Diaspora and Development

Tue, 03 Mar 2015 14:49:00 GMT

Professor Vudayagi Balasubramanyam

The Business School’s Emerging Markets Research Group (EMERGE) heard Professor Vudayagi Balasubramanyam (Baloo) from Lancaster University Management School present his research on Indian diaspora and development through technology transfer.

Baloo is Emeritus Professor of Development Economics at Lancaster University. Throughout his rich academic career he has developed expertise and published across a number of areas, ranging from FDI and policies to human capital. His most recent research is in the area of human capital – mainly that of India – but through spill over effects also countries providing home to Indian diaspora.

In his presentation, Baloo outlined trends in immigration globally and in the context of the UK. In the case of the latter, the percentage of foreign born nationals increased from about 4 per cent to 12 per cent between 1951 and 2011. Worldwide the percentage of migrants increased by 50 per cent between 1990 and 2013. However the global population increased nearly as quickly and so the percentage of migrants rose only from 2.9 per cent to 3.2 per cent. 10 countries lost more than 20 per cent of their population via emigration during this period. These were headed by Jamaica which lost 39 per cent of its population.

Baloo’s talk then focused on the Indian diaspora of which he is a member. Between 1999 and 2008, the UK was the preferred destination of Indian migrants with 48, 000 settling in the country. Indians now represent 2.5% of the UK’s population.

Remittances from the Indian diaspora have increased much more rapidly than FDI and Foreign aid. India, for example, received more than $70billion by way of remittances in 2012-13. However Baloo’s main thesis was that transfer of technology and know-how by the diaspora has a much stronger impact on growth and development than do remittances.  However he also developed a model which aimed to demonstrate that the impact on trade of the UK from the diaspora from the Commonwealth may be much more significant than that from the EU. Finally he attempted to demonstrate that emigration of unskilled labour may not have an impact on the home country; in fact, it may have adverse effects. Indeed exports of labour intensive goods may be a much better option than exports of unskilled labour.
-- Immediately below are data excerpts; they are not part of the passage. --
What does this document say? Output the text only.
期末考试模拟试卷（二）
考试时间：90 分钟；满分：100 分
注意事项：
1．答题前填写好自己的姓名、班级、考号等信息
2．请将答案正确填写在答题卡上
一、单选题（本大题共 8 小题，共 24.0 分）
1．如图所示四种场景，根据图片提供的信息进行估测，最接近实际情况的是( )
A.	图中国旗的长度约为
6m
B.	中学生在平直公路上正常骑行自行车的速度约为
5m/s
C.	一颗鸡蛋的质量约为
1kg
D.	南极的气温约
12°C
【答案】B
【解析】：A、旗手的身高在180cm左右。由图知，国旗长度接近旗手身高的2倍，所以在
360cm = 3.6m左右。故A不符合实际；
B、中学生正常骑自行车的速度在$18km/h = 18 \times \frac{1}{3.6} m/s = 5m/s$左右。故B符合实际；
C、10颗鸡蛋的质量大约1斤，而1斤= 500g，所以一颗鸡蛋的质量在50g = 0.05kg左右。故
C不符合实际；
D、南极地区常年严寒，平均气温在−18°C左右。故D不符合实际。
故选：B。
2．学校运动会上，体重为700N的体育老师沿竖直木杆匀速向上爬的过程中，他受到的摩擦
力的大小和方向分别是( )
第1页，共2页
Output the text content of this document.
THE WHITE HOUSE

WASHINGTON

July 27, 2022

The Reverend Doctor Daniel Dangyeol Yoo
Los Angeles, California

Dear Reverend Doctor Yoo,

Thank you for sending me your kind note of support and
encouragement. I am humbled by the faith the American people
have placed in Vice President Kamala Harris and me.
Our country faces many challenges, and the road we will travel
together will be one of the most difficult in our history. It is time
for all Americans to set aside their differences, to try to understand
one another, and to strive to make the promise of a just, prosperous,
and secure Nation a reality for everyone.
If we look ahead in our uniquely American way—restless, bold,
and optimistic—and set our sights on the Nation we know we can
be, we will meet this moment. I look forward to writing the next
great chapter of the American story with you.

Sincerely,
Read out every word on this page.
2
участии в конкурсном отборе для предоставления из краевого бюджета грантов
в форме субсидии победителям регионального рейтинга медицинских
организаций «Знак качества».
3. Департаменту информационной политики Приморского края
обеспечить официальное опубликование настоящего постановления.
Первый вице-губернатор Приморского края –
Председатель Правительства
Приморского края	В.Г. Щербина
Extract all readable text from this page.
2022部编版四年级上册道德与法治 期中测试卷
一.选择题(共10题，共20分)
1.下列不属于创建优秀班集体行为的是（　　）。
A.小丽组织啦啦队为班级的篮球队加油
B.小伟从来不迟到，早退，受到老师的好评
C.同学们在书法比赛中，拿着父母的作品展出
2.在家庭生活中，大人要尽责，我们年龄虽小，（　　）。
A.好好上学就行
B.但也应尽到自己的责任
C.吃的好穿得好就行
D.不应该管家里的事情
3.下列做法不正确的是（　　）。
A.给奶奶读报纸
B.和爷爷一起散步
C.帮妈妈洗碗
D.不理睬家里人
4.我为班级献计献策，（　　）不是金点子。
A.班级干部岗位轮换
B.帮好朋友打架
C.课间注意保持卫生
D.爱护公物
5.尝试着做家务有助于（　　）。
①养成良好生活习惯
Professor John Anchor, Director of the Emerging Markets Research Group, says “it was a great privilege to have Baloo in Huddersfield and to hear what he had to say about both trends in and theories of migration. The topic has become one of the key issues of discourse in the context of globalisation. It is also one which is increasingly politically charged. In the UK this manifests itself in the context of a wider debate about Britain’s place in the world – both in relation to the European Union and the Commonwealth”.